Perhaps it was the best thing to let it all come out now, Abby thought, as she helped Winnie across to the big cushioned settle on the far side of the kitchen. After propping two cushions behind Winnie’s back, Abby saw to the kettle and pans herself, but at this point Gladys wiped her own eyes and those of Clara’s, saying, ‘Come on, child, we’ve got to help your sister. She can’t do this by herself.’ From that point all three of them worked together.
 
Winnie’s baby was born just an hour later at half past one in the afternoon. It was a girl, with a mass of black hair, button eyes and a sweet little nose. The cord still attached, Abby, who had delivered the infant, wrapped the tiny morsel in a towel as best she could, laying her across Winnie’s stomach. ‘She’s a beauty, lass, a real beauty,’ Abby said softly, and she was.
 
‘She’s mine, Abby, my own little person.’ Winnie’s tone was such that it brought a lump to everyone’s throats. She touched the baby’s head wonderingly. ‘I’m her mother.’
 
Abby hugged her friend, but she knew they weren’t out of the woods yet. Thankfully the birth had gone well with no complications but neither she nor Gladys felt confident to cut the umbilical cord, and Gladys had murmured something about the placenta needing to come away. They couldn’t expect Rowena back with the midwife for at least another hour or so, and that was if Mrs Potts was able to come straightaway.
 
Abby was just deciding she had to take the bull by the horns and do the necessary when the door burst open and Rowena flew into the room. Her eyes widened. ‘You’ve had it?’ she said. ‘Oh, Winnie.’ And then she added, looking at Abby, ‘I’ve had some wonderful luck. I met some GIs on the way and I flagged them down. I was going to ask them to run me into the village but it turns out one of them is a doctor and he’s offered to come and help.’ She turned her head to the door, saying, ‘Yes, come in, come in. She’s had the baby.’
 
Rowena was inviting an
American
into the farmhouse? For a second Abby reacted as though Farmer Tollett was still alive.
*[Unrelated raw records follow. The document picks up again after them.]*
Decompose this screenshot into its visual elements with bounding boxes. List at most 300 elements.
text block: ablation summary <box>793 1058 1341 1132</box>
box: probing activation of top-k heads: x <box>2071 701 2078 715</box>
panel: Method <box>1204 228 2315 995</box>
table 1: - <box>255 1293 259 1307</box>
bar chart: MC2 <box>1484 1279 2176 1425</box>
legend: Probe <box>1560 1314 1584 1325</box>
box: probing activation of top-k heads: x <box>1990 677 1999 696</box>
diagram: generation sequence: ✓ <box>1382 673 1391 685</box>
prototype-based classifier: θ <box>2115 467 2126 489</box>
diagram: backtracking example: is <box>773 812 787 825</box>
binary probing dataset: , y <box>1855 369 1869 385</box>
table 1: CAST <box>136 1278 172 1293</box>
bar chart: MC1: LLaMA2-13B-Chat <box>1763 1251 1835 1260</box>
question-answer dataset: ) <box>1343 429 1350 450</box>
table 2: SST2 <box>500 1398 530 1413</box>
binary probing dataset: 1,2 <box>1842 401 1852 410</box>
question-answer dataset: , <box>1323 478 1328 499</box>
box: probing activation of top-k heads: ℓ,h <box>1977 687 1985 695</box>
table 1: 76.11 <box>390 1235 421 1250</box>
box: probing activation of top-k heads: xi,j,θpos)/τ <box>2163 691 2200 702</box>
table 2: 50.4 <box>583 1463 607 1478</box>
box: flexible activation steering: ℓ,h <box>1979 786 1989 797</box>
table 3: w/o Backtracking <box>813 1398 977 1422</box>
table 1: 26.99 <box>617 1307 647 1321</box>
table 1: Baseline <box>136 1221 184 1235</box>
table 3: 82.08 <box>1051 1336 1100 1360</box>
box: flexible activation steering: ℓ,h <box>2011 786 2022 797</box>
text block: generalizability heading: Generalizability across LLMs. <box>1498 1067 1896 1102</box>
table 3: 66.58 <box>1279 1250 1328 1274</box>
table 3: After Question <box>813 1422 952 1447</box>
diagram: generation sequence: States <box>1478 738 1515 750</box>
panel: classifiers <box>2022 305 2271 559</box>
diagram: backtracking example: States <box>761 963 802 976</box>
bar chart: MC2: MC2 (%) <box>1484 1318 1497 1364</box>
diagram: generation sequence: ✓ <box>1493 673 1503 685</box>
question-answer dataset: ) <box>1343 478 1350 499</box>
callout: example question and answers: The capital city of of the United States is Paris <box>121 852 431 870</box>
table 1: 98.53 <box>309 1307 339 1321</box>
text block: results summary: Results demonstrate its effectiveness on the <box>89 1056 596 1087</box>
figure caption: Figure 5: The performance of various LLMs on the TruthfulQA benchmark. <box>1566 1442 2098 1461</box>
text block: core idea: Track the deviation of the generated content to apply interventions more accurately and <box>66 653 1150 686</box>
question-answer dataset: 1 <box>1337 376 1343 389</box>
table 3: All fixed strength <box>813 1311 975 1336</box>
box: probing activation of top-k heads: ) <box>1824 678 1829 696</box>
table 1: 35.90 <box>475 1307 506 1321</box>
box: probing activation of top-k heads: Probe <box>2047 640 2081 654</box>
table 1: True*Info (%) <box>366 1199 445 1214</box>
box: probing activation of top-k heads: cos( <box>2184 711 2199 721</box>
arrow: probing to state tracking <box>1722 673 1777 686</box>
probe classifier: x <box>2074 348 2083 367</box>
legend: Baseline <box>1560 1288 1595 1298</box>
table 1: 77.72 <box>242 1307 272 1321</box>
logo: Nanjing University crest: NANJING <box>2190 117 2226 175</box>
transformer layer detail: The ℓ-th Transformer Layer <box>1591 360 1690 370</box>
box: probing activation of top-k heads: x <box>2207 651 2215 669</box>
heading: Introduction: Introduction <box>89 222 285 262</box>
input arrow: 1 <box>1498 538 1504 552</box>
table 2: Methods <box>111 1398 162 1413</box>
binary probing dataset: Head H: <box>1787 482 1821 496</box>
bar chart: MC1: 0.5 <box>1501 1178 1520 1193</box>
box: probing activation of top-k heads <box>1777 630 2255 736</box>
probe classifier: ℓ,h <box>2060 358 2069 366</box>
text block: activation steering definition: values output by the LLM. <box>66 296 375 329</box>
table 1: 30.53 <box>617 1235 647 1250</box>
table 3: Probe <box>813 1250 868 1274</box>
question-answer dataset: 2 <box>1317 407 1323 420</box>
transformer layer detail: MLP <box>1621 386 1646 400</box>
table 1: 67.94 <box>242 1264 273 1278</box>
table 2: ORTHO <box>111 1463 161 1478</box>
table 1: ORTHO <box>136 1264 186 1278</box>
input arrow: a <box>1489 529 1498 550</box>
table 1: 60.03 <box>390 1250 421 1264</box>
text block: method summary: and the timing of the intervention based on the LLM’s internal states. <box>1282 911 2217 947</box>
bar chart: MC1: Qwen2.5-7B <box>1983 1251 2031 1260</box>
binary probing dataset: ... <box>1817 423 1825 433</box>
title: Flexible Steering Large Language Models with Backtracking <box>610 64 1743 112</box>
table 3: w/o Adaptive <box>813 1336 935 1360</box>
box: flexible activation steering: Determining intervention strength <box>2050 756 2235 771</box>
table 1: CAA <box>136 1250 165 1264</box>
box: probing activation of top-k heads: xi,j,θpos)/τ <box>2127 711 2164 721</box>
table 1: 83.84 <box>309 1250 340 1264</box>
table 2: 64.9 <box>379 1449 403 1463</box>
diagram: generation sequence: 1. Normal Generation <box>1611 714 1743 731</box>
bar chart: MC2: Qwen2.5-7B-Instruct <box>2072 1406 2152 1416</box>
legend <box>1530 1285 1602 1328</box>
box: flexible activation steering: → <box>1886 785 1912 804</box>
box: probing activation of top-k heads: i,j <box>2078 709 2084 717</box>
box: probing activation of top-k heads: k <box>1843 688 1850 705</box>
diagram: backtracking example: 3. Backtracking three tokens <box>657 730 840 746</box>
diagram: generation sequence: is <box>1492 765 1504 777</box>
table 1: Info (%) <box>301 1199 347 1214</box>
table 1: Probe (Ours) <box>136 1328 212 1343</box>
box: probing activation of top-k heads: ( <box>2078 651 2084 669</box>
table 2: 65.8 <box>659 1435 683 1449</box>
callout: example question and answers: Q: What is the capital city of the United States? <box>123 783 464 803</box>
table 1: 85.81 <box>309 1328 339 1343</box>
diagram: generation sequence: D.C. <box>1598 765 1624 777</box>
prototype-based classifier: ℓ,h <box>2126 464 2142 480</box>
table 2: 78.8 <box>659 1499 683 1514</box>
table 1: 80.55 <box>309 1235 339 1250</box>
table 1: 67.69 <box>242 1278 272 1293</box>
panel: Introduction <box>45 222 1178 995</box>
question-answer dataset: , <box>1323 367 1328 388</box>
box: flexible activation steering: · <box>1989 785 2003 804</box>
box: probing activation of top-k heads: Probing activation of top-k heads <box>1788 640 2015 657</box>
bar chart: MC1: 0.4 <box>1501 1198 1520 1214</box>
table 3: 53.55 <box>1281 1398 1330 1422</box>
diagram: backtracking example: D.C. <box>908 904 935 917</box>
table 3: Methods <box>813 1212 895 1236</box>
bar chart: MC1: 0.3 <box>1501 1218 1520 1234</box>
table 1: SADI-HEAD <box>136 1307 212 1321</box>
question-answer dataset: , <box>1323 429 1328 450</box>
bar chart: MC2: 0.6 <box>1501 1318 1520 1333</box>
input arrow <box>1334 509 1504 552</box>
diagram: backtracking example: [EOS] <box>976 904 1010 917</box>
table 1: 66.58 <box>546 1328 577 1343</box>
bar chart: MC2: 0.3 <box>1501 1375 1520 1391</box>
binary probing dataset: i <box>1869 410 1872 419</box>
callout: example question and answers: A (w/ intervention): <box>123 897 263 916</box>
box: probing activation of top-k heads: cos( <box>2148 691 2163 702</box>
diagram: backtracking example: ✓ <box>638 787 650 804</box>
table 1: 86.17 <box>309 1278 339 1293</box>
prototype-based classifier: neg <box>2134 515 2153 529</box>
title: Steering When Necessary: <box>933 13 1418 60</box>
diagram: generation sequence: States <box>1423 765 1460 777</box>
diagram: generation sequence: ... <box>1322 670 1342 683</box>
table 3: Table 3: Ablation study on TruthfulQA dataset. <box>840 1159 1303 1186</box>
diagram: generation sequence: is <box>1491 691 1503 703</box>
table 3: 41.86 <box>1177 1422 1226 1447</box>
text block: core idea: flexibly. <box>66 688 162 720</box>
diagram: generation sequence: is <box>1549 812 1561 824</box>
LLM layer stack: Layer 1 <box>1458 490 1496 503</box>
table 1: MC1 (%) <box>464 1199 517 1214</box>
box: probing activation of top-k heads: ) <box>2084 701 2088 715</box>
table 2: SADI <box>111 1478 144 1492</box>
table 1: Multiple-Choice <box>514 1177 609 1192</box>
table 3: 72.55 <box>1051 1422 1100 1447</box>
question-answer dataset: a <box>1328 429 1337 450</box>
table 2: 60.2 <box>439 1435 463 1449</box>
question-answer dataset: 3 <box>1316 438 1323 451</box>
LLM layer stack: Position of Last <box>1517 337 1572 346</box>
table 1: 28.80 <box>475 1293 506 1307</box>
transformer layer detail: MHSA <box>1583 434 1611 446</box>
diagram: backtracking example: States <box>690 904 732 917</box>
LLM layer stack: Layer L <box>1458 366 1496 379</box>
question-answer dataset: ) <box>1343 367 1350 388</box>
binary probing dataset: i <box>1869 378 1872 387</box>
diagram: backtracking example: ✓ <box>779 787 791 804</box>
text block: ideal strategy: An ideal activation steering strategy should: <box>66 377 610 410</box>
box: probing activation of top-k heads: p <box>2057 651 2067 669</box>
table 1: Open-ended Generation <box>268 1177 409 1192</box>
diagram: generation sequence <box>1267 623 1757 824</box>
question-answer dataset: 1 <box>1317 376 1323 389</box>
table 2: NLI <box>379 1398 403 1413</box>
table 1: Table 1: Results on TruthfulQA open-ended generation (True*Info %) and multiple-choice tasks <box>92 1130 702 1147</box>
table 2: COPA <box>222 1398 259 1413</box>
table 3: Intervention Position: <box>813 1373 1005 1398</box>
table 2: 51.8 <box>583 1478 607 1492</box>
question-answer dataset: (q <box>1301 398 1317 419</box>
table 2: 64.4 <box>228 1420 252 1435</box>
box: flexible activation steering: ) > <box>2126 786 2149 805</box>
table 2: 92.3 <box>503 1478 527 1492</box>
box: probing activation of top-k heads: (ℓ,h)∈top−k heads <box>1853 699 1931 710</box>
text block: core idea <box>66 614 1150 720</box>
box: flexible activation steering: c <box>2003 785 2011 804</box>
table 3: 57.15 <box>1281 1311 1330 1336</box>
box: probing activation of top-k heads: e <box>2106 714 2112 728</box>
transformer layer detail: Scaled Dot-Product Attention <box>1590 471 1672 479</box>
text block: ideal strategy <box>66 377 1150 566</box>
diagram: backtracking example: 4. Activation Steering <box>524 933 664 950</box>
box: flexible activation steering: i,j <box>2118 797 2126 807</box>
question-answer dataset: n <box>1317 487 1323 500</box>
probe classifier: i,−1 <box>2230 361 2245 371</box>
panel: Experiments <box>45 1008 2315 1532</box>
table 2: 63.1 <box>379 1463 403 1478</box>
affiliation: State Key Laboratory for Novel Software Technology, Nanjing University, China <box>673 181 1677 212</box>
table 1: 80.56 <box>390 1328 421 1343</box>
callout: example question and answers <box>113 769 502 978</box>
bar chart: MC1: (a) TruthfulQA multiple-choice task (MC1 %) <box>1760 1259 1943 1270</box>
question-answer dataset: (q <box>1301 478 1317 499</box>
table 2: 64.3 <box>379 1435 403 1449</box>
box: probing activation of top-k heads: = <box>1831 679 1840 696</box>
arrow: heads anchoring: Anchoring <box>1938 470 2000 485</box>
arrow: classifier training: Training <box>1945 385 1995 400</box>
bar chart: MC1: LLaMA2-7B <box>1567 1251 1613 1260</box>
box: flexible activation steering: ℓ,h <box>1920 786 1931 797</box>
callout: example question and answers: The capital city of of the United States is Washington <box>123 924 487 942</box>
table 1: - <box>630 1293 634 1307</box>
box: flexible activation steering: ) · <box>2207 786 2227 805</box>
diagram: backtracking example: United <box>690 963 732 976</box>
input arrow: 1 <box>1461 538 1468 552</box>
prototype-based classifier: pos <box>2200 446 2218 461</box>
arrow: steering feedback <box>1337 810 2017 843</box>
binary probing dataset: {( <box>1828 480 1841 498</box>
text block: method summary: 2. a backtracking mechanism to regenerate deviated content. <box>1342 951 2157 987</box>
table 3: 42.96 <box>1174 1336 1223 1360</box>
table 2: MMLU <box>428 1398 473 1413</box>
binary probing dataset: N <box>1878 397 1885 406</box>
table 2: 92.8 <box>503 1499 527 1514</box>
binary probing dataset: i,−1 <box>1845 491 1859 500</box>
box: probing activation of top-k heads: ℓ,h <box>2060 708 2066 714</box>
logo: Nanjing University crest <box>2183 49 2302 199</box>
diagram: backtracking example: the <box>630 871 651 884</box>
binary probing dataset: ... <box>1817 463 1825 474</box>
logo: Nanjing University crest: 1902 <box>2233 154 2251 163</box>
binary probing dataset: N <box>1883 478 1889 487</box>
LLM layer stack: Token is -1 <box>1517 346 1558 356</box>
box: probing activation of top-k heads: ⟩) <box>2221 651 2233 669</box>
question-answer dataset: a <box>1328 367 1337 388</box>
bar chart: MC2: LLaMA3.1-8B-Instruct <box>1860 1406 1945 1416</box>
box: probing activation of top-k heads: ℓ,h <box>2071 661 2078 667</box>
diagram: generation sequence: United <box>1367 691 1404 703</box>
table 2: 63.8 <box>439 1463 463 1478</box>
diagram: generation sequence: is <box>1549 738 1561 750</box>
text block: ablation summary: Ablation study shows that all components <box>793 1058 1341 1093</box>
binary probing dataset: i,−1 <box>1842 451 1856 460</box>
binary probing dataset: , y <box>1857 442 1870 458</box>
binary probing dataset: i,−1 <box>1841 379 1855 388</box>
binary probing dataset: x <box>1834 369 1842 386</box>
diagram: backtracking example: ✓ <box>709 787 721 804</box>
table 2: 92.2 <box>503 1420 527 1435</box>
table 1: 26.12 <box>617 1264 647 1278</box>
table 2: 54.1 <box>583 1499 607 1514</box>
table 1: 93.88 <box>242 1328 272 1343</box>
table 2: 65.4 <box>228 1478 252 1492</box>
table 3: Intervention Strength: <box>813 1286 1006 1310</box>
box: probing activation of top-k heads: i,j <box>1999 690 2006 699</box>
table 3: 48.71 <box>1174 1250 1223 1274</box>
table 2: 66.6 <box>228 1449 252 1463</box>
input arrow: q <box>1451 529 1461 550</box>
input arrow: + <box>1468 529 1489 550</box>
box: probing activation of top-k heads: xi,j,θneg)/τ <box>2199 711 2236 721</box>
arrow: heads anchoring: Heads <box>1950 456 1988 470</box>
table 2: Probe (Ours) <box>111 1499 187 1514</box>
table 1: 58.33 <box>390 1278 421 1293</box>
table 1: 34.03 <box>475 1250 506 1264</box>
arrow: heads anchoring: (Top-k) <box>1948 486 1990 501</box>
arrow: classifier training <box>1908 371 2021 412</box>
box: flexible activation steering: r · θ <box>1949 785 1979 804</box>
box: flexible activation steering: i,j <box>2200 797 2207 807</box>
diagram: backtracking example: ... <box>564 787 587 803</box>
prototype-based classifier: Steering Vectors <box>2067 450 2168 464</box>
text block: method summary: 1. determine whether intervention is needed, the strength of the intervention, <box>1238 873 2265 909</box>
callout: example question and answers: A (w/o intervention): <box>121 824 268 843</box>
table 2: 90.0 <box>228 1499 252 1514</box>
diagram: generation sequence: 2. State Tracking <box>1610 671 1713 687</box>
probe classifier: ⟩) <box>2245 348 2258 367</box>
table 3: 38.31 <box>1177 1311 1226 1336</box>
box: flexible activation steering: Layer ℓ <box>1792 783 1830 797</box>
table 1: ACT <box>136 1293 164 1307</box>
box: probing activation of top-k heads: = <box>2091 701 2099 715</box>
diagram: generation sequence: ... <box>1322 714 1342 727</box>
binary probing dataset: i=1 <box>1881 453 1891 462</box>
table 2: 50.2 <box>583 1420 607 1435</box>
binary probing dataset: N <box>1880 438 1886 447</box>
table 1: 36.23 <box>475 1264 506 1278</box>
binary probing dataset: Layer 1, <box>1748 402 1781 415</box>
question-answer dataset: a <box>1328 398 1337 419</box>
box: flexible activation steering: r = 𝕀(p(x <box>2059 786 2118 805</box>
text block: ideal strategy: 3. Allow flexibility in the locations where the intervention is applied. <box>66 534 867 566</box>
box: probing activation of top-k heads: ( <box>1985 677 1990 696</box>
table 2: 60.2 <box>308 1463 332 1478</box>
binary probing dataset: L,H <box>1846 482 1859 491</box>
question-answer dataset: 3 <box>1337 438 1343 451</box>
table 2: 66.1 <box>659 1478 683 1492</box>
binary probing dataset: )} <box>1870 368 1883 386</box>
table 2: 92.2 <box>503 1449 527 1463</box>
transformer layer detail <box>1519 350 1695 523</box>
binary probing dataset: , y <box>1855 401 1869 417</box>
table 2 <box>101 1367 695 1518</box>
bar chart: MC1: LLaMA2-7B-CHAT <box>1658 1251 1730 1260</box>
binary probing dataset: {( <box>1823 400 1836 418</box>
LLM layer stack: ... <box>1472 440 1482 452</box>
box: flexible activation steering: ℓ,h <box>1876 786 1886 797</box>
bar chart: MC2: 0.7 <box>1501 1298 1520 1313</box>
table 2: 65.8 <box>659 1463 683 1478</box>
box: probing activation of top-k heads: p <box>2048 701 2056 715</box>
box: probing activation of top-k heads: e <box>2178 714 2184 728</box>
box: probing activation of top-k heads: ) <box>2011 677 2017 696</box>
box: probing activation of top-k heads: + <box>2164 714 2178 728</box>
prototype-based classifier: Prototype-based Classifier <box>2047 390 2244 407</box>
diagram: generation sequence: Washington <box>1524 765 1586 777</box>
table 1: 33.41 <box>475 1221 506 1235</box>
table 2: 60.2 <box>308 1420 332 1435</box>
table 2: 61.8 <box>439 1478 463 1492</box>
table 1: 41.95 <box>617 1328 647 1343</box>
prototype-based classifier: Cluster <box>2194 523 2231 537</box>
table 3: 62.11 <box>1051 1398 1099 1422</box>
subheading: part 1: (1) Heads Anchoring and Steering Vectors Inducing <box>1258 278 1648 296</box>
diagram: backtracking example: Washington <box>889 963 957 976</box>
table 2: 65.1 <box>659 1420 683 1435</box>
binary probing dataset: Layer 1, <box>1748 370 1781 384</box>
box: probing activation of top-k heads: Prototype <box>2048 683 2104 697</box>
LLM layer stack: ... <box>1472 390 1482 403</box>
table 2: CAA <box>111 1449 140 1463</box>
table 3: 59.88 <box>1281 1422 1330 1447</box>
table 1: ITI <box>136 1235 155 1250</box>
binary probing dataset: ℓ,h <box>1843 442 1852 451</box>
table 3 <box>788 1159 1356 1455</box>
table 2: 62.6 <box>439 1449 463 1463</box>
Next to the Germans and the Italians Gladys’s husband had hated the Americans, declaring no English woman was safe within ten miles of a GI, and nothing his long-suffering wife or any of them could say would convince the farmer otherwise. The American base some miles away was never mentioned, neither were the parties the friendly GIs threw for all the local children, where ice cream, chocolate, bananas, oranges and other wartime rarities were apparently freely available. Farmer Tollett had demanded that the three girls give their word that they wouldn’t fraternise with the GIs in any way, and because they liked as well as respected the man, and knew that in his misguided way he had their best interests at heart, they had agreed. But all that was null and void now.